As a first step toward encrypting the last portion of internet traffic that has historically been cleartext, we have partnered with Cloudflare DNS on a pilot project. This pilot takes advantage of the benefits of Transport Layer Security (TLS) — a widely adopted and proven mechanism for providing authentication and confidentiality between two parties over an insecure channel — in conjunction with DNS. This solution, DNS over TLS (DoT), would encrypt and authenticate the remaining portion of web traffic. With this DoT pilot, people browsing Facebook and using Cloudflare DNS enjoy a fully encrypted experience, not just when they connect to Facebook using HTTPS, but also at the DNS level, from their computers to Cloudflare DNS, and from Cloudflare DNS to Facebook name servers.
History of DNS
Online security has changed considerably since the late 1980s, when the Domain Name System (DNS) was first standardized to allow connection to entities by the means of simple mnemonic names, such as facebook.com. Many improvements have been made, and a large portion of web traffic is now connected via HTTPS. But there are still some issues inherent in sending cleartext on the wire.
In 2010, the DNS protocol was extended to support authentication when the Domain Name System Security Extension (DNSSEC) was deployed. While DNSSEC enables authentication of the messages, the DNS requests and answers are still sent in the clear. This leaves them easily read by any party in the path between the requestor and the responder. In October 2014, the Internet Engineering Task Force (IETF) created the DPRIVE Working Group with a charter to provide confidentiality and authentication to the DNS.

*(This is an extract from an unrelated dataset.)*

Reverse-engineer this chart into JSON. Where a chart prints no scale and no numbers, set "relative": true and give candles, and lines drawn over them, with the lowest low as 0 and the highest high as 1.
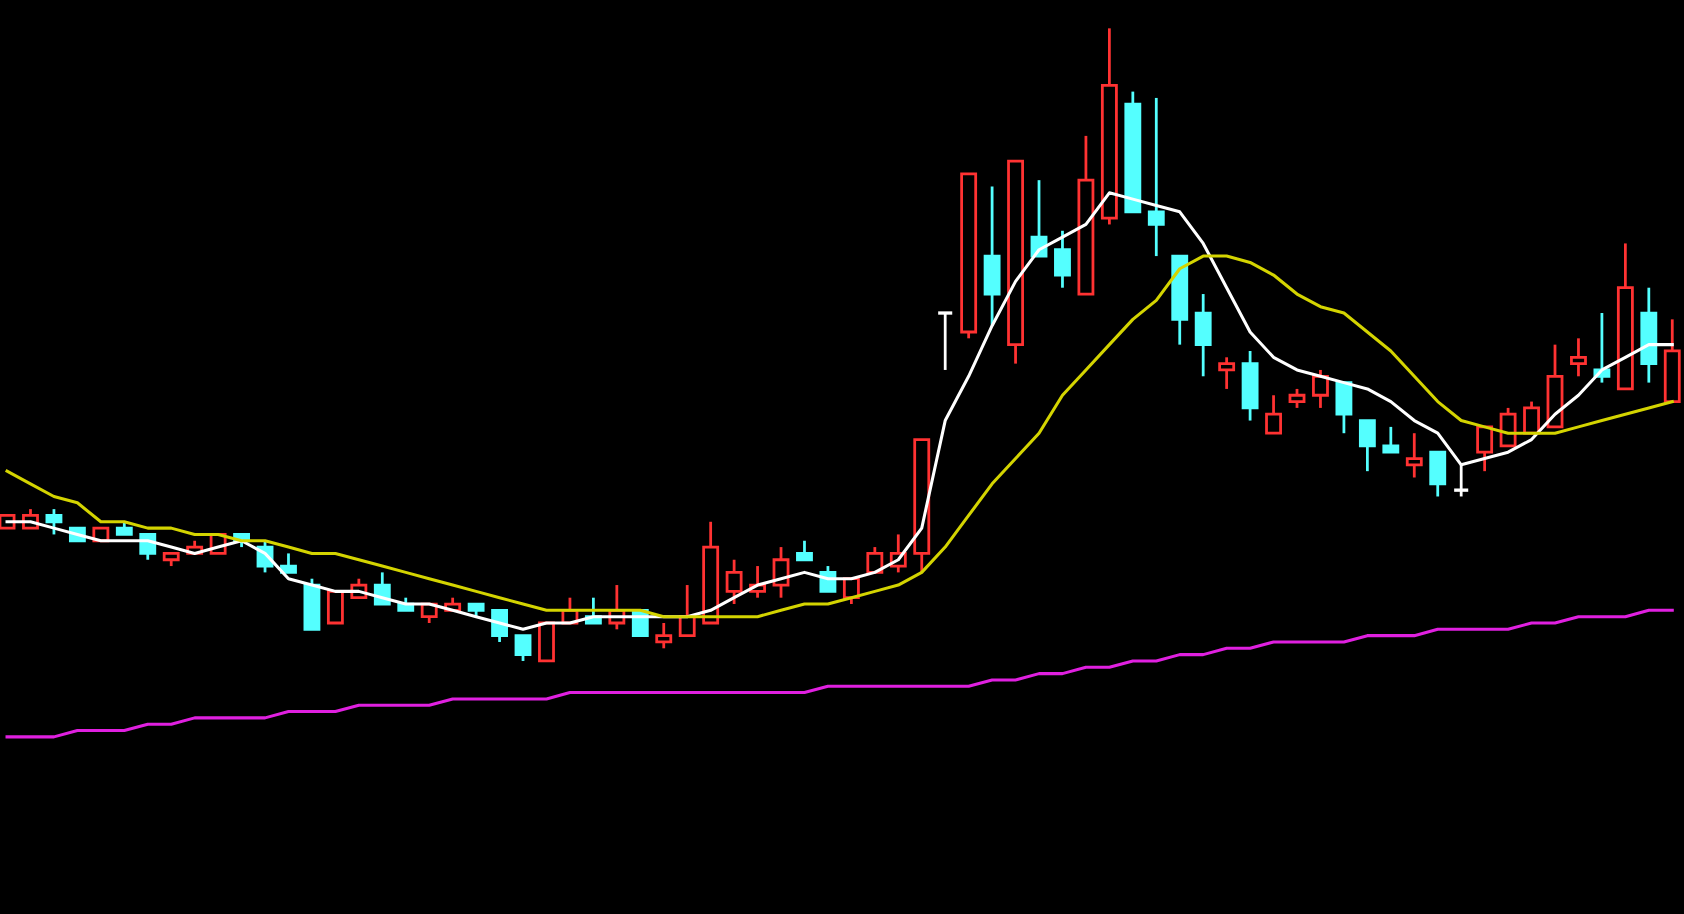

The group standardized DoT with RFC 7858 in 2016. To that end, open resolvers such as Cloudflare’s 1.1.1.1 and Quad9’s 9.9.9.9 became privacy focused with DoT support. This protects one portion of the DNS communication — from the end-user device to their resolver. But the second part of the connection remains in cleartext. In May 2018, DPRIVE was rechartered to develop a solution for encrypting the part of the communication from the resolver to the name server.